Le "laboratoire X" est issu du projet "Google X" de 2010, où les deux fondateurs Larry Page et Sergey Brin souhaitaient que des personnes au sein de l'entreprise explorent spécifiquement des technologies de science-fiction qui pourraient un jour changer radicalement le monde. Sur son site web et ses pages de recrutement, on insiste à plusieurs reprises sur "changer le monde par dix plutôt que l'améliorer d'un dixième".
Ces slogans et crédos expriment : premièrement, ne faire que de grands projets et de grandes technologies, ne pas gagner de petites sommes ; deuxièmement, ne faire que des technologies révolutionnaires qui font sensation, pas d'améliorations technologiques ordinaires.
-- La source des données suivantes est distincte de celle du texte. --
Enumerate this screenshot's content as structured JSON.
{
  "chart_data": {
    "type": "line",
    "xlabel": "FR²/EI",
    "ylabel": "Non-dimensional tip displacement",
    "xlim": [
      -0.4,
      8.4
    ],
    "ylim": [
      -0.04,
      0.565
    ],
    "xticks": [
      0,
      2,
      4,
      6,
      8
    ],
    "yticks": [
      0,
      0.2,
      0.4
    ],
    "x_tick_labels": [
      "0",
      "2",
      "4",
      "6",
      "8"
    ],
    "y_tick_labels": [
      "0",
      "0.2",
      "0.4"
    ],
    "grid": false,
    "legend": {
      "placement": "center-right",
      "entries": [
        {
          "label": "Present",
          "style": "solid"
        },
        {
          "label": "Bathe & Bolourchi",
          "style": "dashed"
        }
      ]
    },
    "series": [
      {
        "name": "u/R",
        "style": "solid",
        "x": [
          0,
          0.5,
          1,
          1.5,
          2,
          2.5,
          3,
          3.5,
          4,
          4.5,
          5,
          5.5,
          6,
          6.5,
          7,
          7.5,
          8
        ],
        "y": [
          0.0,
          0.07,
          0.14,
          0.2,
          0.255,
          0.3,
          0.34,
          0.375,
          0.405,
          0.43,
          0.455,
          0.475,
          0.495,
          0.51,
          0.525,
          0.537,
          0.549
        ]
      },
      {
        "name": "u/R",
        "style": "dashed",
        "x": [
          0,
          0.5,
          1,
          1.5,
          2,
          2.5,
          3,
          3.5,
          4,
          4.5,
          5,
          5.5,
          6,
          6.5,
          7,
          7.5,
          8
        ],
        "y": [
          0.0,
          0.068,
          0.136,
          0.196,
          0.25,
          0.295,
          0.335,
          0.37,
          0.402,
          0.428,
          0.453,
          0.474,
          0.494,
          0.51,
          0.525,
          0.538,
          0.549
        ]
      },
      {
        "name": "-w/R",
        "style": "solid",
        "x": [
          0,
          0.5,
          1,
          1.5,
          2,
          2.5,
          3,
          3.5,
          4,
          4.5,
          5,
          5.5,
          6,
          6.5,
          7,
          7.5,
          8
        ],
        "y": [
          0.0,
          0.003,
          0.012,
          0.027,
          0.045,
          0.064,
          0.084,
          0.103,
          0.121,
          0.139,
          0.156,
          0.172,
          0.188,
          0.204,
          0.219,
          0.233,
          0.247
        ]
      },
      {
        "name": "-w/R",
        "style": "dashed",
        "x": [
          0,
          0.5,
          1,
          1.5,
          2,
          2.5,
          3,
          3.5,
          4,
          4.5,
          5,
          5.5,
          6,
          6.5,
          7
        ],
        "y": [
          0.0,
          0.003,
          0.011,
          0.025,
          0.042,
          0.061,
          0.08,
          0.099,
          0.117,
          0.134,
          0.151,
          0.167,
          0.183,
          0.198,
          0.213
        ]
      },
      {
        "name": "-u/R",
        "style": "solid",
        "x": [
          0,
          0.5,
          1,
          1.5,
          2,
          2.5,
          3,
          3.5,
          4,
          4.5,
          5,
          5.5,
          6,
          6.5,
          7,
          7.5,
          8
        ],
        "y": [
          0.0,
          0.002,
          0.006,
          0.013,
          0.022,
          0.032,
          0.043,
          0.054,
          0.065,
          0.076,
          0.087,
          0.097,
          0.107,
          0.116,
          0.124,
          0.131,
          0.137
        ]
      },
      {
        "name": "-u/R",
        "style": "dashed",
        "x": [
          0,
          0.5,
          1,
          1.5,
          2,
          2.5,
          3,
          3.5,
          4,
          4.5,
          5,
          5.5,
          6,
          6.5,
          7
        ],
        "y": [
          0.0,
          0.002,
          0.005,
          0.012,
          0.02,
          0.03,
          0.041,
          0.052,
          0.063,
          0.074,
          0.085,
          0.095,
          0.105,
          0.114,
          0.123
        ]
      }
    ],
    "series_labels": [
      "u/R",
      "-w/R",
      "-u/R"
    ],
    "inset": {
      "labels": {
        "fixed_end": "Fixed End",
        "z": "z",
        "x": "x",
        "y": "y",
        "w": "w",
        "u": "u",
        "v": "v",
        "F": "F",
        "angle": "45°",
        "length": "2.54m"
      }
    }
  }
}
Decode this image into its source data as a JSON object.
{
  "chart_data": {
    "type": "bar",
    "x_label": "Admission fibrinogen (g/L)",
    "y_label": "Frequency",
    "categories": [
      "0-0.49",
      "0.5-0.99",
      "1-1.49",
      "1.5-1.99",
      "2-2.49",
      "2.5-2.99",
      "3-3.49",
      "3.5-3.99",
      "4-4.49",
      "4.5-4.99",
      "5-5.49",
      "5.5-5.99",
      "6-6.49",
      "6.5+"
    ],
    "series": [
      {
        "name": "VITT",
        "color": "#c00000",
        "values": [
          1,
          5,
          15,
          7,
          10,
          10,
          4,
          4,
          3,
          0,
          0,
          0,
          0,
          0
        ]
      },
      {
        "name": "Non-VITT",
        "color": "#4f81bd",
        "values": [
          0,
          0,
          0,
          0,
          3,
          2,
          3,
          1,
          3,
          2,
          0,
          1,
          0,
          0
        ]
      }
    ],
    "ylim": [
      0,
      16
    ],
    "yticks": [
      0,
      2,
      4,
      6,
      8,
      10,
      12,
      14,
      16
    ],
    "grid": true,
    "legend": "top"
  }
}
L'idéal est beau, la réalité est dure.
Le résultat de la mise en pratique de ces idées est que de nombreux projets d'innovation scientifique et technologique incubés par le "laboratoire X" étaient en avance sur le plan technologique au départ, mais au moment de leur mise en œuvre, ils étaient au même niveau que leurs concurrents, voire inférieurs.
En 2010, Google a lancé un projet de recherche sur la conduite autonome. Quinze ans plus tard, Waymo, issu du "laboratoire X", a connu des revers commerciaux répétés et plusieurs licenciements, tandis que même les constructeurs automobiles traditionnels se disputent le marché des taxis autonomes.
En 2011, le "laboratoire X" a lancé le projet Project Glass, et en 2013, les Google Glass ont été introduites, mais elles ont rapidement été abandonnées par le marché en raison de problèmes de confidentialité et de fonctionnalités limitées. En 2022, Google a annoncé l'arrêt de la vente des Google Glass.